Tarihi Kurmak-6: Mekân Sıkıntısı

Brzezinski'ydi galiba; Meksika, Rus ve Türk kültürlerine "yırtılmış" diyen. Bu tartışılmaya muhtaç bir konu olmakla beraber, bugün Einstein'ın izinden gideceğiz. Biliyorsunuz meşhur izafiyet teorisinde uzay-zamanın "bükülebilir" olduğunu söylemişti. Bu bilgi dünyanın hiçbir yerinde Türkiye'de olduğu kadar kolay anlaşılamaz. Çünkü biz zamanı ve bunun yanında mekânı bükebilen bir milletiz. Nasıl mı? 

Oturmuşluğun, olgunluğun, medeniyetin, ilerlemenin, korumanın, artık hangi olumlu kelime geliyorsa aklınıza; onun yolu mekânları zamanın değiştirmesidir. İnsan eskitir, zaman değiştirir. Kaide budur. Bizde zamanın bir şey yapmasına müsaade etmeden, değiştirme işini birileri "üstlenir". (Yüklenir fiilini de kullanabilirdim. Malûm, taşerona, "yüklenici firma" deniliyor.) 

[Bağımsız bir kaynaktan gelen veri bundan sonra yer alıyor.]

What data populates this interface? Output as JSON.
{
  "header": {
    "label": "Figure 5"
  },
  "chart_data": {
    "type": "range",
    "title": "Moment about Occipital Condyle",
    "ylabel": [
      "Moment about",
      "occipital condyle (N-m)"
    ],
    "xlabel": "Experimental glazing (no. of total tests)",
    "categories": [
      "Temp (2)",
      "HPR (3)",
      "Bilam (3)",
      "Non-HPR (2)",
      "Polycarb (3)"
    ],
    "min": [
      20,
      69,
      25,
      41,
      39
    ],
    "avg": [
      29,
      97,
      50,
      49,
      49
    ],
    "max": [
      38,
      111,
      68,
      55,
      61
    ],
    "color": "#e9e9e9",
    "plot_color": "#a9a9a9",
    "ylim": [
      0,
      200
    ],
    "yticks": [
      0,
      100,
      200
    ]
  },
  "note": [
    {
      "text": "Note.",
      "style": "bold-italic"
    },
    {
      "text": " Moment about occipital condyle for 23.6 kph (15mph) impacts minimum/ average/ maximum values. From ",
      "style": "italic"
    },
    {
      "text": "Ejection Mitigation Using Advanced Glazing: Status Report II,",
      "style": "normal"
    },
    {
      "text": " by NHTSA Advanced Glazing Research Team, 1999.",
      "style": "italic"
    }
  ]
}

Böylece mekândan bahsederken zamanı devreden çıkarmak mecburiyetinde kalıyoruz. Bunu nerede yapıyoruz? Tarihin en eski yerleşim yerlerine (yani mekânlarına) ev sahipliği yapan memleketimizde! Harika(!) Zaman ve insan yan yana gelince neden mekânı atlıyoruz şimdi daha net anlaşılmıştır umarım. Ufacık, - Dostoyevski'nin sevdiği kelimeyle - "zavallı" insanoğlu, mekân ve zamanı birbirinden ayırıyor. Sonra soruyoruz: Neden bencillik düzeyimiz artarken bireysellik gelişmiyor diye. İşte bu yüzden. Farkında olmadan zaman ve mekân gibi iki devasa kavramın ortasında konumlanmışız. Bunların birbirine kavuşmasını engelliyoruz. Bencil olmayıp da ne yapacağız? 

Eski Mekânın Rüzgariyle 

Yahya Kemal resim ve nesirde varlık gösteremiyor oluşumuzu ciddi nakısalardan sayardı. O, bu alanlardaki eksikliğin tarihi anlamlandırmada zayıflığa yol açtığını düşünüyordu. Şaire göre, bu durum "üslupta şuursuzluğu" meydana getiriyordu. Şimdi yaşasa şuursuzluk ve üslupsuzluk diye iki farklı derdimizin olduğunu anlar, çok sevdiği İstanbul'una bakar, onu da yerinde bulamayınca kalpten giderdi. Yahya Kemal, her ne kadar "bozgunda fetih rüyası görmekle" suçlansa da, zamanının adamıydı. Üsküp'te doğmuş, bu yüzden Üsküp'ün kardeşi Bursa'yı seven; ama her ikisini de içinde barındıran İstanbul'a aşık bir şairdi. İstanbul şairiydi. 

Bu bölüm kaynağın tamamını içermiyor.